Evy Poumpouras, a former Secret Service agent, explained Monday on “Elizabeth Vargas Reports” that an agent typically needs to determine an imminent threat to themselves or others before firing.

“There’s a use-of-force model that Secret Service is taught, and it’s similar to what other law enforcement entities are taught,” Poumpouras said. “They’re probably gonna sit down with this agent and ask him or her, ‘What caused you to escalate to this level?'”

The agents, assigned to protect Naomi Biden, were out with her in the Georgetown neighborhood late Sunday night when they saw the three people breaking a window of the parked and unoccupied SUV, a law enforcement official told the Associated Press.

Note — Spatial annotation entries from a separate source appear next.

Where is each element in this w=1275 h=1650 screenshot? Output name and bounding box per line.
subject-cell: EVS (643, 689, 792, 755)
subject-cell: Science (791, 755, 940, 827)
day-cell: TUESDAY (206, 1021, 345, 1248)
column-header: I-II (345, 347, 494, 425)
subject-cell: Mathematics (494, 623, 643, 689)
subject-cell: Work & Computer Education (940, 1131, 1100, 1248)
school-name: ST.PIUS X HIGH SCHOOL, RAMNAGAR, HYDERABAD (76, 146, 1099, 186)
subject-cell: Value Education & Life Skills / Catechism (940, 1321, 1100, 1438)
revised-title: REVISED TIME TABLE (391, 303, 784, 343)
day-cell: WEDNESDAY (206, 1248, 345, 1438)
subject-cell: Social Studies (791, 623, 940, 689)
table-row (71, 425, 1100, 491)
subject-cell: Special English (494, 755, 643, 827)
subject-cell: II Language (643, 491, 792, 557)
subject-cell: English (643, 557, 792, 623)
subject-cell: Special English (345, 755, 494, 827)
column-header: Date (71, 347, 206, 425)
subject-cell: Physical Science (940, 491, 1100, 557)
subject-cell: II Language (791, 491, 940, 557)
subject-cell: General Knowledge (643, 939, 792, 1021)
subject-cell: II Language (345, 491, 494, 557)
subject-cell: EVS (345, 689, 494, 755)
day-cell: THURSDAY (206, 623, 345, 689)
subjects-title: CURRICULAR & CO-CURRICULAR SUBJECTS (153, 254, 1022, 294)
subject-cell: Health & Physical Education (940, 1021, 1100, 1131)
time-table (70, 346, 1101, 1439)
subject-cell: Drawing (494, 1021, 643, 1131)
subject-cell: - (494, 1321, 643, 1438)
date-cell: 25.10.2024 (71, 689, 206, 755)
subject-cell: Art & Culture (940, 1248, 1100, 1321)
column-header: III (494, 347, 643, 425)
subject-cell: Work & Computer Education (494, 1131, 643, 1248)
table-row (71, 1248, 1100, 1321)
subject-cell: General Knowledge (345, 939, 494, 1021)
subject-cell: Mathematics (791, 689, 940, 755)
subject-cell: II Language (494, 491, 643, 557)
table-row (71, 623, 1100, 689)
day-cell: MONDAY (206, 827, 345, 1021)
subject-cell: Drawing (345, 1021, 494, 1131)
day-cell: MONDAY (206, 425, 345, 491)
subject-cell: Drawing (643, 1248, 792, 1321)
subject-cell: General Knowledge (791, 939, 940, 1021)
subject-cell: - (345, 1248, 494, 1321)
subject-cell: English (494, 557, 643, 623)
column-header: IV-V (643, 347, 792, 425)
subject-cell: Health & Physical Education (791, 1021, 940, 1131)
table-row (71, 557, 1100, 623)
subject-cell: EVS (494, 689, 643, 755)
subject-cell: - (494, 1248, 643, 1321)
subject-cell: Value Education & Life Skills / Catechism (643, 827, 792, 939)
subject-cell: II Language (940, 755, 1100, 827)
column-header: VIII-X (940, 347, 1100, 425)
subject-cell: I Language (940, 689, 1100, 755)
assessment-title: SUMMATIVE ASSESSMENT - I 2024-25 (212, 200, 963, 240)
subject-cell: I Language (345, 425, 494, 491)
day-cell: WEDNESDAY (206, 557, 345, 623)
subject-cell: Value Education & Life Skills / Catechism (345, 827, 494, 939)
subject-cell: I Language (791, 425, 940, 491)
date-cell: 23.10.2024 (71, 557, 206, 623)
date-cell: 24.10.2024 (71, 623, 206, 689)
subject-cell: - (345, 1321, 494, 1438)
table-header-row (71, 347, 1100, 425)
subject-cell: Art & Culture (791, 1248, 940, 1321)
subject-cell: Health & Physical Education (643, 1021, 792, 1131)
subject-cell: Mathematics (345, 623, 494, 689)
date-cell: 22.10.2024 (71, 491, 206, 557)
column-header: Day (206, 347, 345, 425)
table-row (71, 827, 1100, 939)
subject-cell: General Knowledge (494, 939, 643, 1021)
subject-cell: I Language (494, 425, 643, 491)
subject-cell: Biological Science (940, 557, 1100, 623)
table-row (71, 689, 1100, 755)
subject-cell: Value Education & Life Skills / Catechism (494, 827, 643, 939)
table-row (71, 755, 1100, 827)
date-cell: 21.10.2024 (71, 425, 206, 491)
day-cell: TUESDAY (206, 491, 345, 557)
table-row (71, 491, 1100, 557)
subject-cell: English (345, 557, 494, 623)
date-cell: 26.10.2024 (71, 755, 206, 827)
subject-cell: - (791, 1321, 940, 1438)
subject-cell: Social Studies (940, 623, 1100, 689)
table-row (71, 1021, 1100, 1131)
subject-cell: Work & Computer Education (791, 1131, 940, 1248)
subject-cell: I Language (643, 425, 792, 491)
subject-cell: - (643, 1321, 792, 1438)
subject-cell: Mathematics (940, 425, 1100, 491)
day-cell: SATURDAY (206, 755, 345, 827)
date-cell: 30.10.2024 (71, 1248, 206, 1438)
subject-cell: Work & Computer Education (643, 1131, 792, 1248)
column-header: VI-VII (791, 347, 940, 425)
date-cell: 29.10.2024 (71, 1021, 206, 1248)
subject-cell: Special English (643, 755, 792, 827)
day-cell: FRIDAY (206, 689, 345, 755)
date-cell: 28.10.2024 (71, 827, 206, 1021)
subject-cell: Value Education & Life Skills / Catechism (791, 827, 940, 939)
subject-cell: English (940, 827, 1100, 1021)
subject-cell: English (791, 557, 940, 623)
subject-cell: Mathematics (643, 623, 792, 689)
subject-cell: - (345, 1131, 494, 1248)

One of the agents opened fire, but no one was struck by the gunfire, the Secret Service said in a statement. The three people were seen fleeing in a red car, and the Secret Service said it put out a regional bulletin to Metropolitan Police to be on the lookout for it.

“Typically, you do not discharge a weapon unless there’s imminent danger or harm to yourself or to someone else, so that agent’s going to have to articulate why they discharged, and they’re going to have to say either there was a threat towards me, a threat toward somebody else or I thought I saw a weapon,” Poumpouras said. “If there was no weapon on scene and the agent discharged, that’s going to be an issue and a problem. They’re going to look at that.”

The incident came amid a spike in crime in the D.C. metropolitan area, a reason why another former Secret Service agent says agents need to be on high alert.

“I think it’s just where we are. The more those numbers go up, exponentially, the more and more people are going to be involved,” Robert McDonald said of the number of auto thefts and carjackings in the nation’s capital.

The Associated Press and NewsNation digital reporter Zaid Jilani contributed to this report.